J'ai beaucoup aimé cette partie I.
L'incipit est exceptionnellement bon. Il est très percutant et ouvre parfaitement le ton du récit avec sa note humoristique.
L'image du prof de français qui corrige est très amusante ainsi que la réaction de narratrice devant la comparaison avec Proust. En même temps, ça a un côté un peu triste de voir son enthousiasme ne pas la mener à grand chose.
Très belle entrée en matière, j'enchaîne avec la suite...
tu as vu juste : c’était trop triste voire pathétique de se contenter de chamailleries épistolaires et de souvenirs rédactionnels. Ce constat a lentement fait son chemin pour ensuite générer une frustration à laquelle j’ai décidé de mettre un terme en me joignant à vous, ici chez PA.
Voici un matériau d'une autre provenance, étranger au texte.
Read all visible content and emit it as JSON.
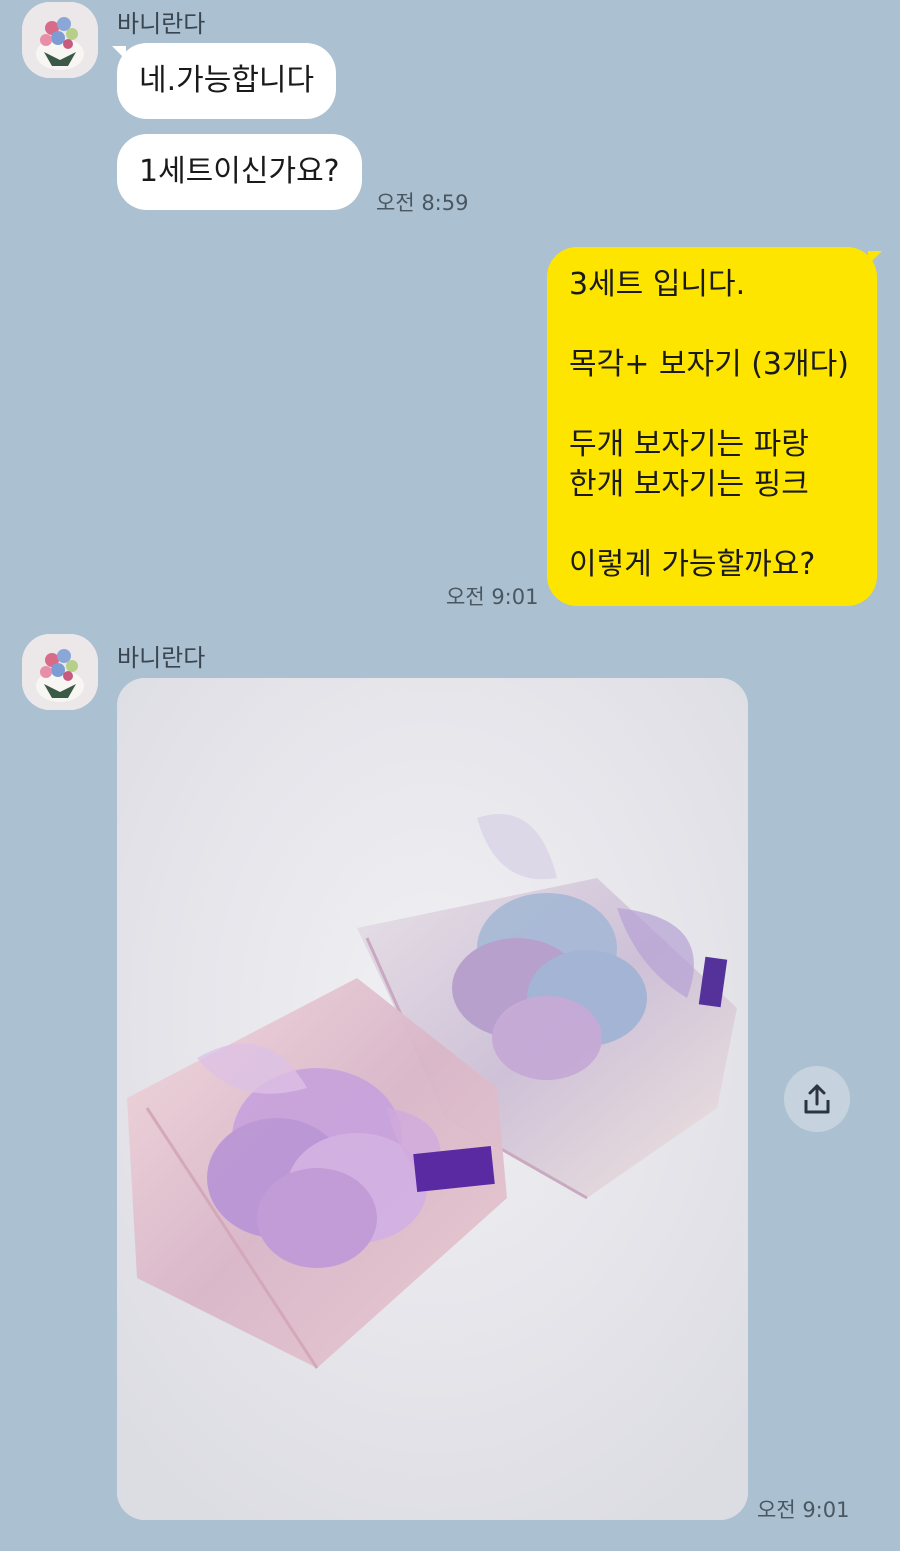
{
  "messages": {
    "sender1": "바니란다",
    "m1": "네.가능합니다",
    "m2": "1세트이신가요?",
    "t1": "오전 8:59",
    "out": "3세트 입니다.\n\n목각+ 보자기 (3개다)\n\n두개 보자기는 파랑\n한개 보자기는 핑크\n\n이렇게 가능할까요?",
    "t2": "오전 9:01",
    "sender2": "바니란다",
    "t3": "오전 9:01"
  },
  "icons": {
    "share": "share-icon",
    "avatar": "flower-bouquet-avatar"
  },
  "colors": {
    "background": "#abc1d1",
    "incoming_bubble": "#ffffff",
    "outgoing_bubble": "#fee500"
  }
}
Je suis étrangement attachée à ce texte, il m’a libérée d’un poids mais je peine de plus en plus à le relire, comme s’il me renvoyait un reflet dérangeant.
Toujours est-il que je te remercie d’avoir lu et commenté.
Il est pas mal ce texte , j'ai passé un bon moment en le lisant. La lettre diatribe sur le service postale m'a fait bien rire . Je vois bien quelqu'un faire ça prendre sa plus belle plume, peser chaque mot , esquisser un sourire cruel en assenant un mot assassin, l accuser réception ! Et ... rien . Voilà les terribles mots broyés dans la machine bureaucratique. Ils n'avaient aucune chance mais l'espace d'un moment ils portèrent l'espoir d'une victoire
Je vois également bien ce professeur fatigué cerclant de rouge une montagne de copies
L'une d'elle retint son attention, mais les longues phrases , c'est vrai c'est compliqué. En même temps , même Proust ne trouverait peut être plus le même lectorat s'il vivait de nos jours !
Bref , c'était chouette
A bientôt !
c'est sympa d'avoir lu ce texte. J'ai mis des années avant de faire lire ce que j'écris, aussi j'ai hésité avant de le publier. Parfois j'ai du mal à dissocier ce que j'écris pour moi et ce que je veux faire lire à d'autres. Mais y-a-t-il vraiment une différence ? Pas sure d'avoir un jour la réponse ... En tout cas PA m'est apparue comme le halo d'une porte entrouverte. Il y a une telle diversité ici, et de vous avoir lus toi et les autres m'a encouragée pour le meilleur et pour le pire ;)
Merci.
J'aime beaucoup également la richesse et la bienveillance de PA.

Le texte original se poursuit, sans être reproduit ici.